Аксаков немедленно напечатал и это письмо, и стихотворение[419]
, предпослав им горячо написанную передовую статью. «Мы не знаем, писал он, – найдется ли в России человек, которому глубокая скорбь этих искренних, сердечных, ароматических стихов не выворотила бы всего сердца! Это брат наш скорбит и страдает, это родная нам душа бьется, как птица в клетке, изнывает, гибнет и стонет! Он наш, наш, наш – даже под латинским фроком![420] – он имеет полное право на наше участие и сострадание! Неужели нет для него возврата? Ужели поздно, поздно?.. Русь простит заблуждения, которых повод так чист и возвышен, она оценит страстную, бескорыстную жажду истины, она с любовью раскроет и примет в объятия своего заблудшего сына!»Появление этих стихов в газете Аксакова доставило Печерину неожиданную радость получить письмо от Никитенко. Еще несколько раньше (в апреле) началась его переписка с Поярковым. С этих пор сношения с Россией становятся для Печерина главным жизненным интересом. Он был, разумеется, далек от мысли о возвращении в Россию: что он мог бы там делать? Да он и вообще уже не думал об остальных своих днях.
XVIII
1865–1875
После смерти Печерина в библиотеку Московского университета поступило, чрез русского генерального консула в Лондоне, несколько ящиков с его книгами и старая кожаная папка с бумагами. Здесь оказались рукописные подлинники нескольких его стихотворений, как юношеских, 30-х годов, так и позднейших, 1864—76 гг. Кроме того, здесь находятся 23 письма к Печерину Пояркова и 9 – Никитенко. Эти письма любопытны и биографическими подробностями, содержащимися в них, и указаниями на то, чем интересовался Печерин в последний период своей жизни.

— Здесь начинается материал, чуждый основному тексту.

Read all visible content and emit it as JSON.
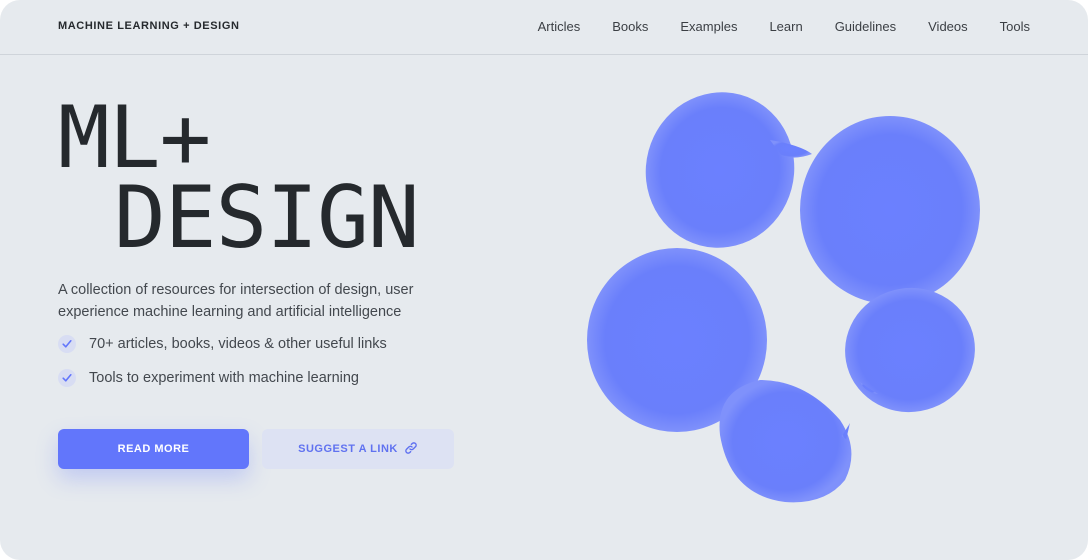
{
  "brand": "MACHINE LEARNING + DESIGN",
  "nav": [
    "Articles",
    "Books",
    "Examples",
    "Learn",
    "Guidelines",
    "Videos",
    "Tools"
  ],
  "hero": {
    "line1": "ML+",
    "line2": "DESIGN",
    "description": "A collection of resources for intersection of design, user experience machine learning and artificial intelligence",
    "features": [
      "70+ articles, books, videos & other useful links",
      "Tools to experiment with machine learning"
    ]
  },
  "buttons": {
    "primary": "READ MORE",
    "secondary": "SUGGEST A LINK"
  },
  "colors": {
    "accent": "#6276fb",
    "background": "#e6eaee",
    "text": "#25292d"
  },
  "icons": {
    "check": "check-icon",
    "link": "link-icon"
  }
}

Письма Пояркова обнимают время с апреля 1865 года по июнь 1873, когда, вероятно, Поярков умер. Первые письма полны подробностей о здоровье отца Печерина, жившего в Одессе, где служил в это время и Поярков. Матери Печерина, очевидно, уже не было в живых; но она была жива еще в январе 1857 г. Старик имел в Одессе собственный дом, очень ветхий, в котором жил уже лет тридцать; наш Печерин, оказывается, также когда-то был в Одессе, – может быть, по возвращении из Берлина. У старика одна нога была контужена, и он почти не двигался. Изредка он приписывает две-три строки в письме Пояркова, вроде следующих: «Милей друг Володя я болен нагою мались за меня Богу даю тебе мое благославление атец твой Сергей Печерин». При нем находился старый слуга Никифор, без сомнения, крепостной, в студенческие годы живший при молодом Печерине в Петербурге; после смерти старика, случившейся 18 августа 1866 года, Поярков поместил Никифора в городскую богадельню. Мы узнаем также, что Печерин хорошо знал Киев и Подольскую губернию; Поярков, может быть по его просьбе, сообщает ему о судьбе различных его родственников за истекшую четверть века и пр. Вообще эти письма до некоторой степени проливают свет на семейную обстановку Печерина. Так, прося его о присылке автобиографических сведений, Поярков прибавляет: «Все усилия мои пополнить скудные мои сведения о вашем прошлом словесными беседами с дедушкою (то есть отцом Печерина) не привели ни к какому результату, так как старик не только не знал, но и не подозревал значения и сущности той среды, в которую вы были поставлены воспитанием и выбор которой, сколько можно догадываться, шел вразрез намерениям вашего батюшки». В другой раз он пишет (в июле 1867 г.): «Я медлил ответом на последнее ваше письмо… Я и теперь затрудняюсь отвечать на ваше письмо, потому что вполне понимаю, какие тяжелые чувства бужу в вашем воспоминании о детской обстановке. Мне тем труднее взяться за это, потому что придется сознаться, что и конец был продолжением начала. Чтобы слова мои не показались неправдою, прилагаю при сем случайно уцелевшую у меня из груды подобных записок последних годов. Я вполне понимал главную причину оставления вами России. Картина обстановки вашей в домашнем быту так наглядна, что не только вы бы не примирились с нею до сих пор, но даже для нас было более нежели тяжело, – для нас, где в большей части окружающее того же колорита».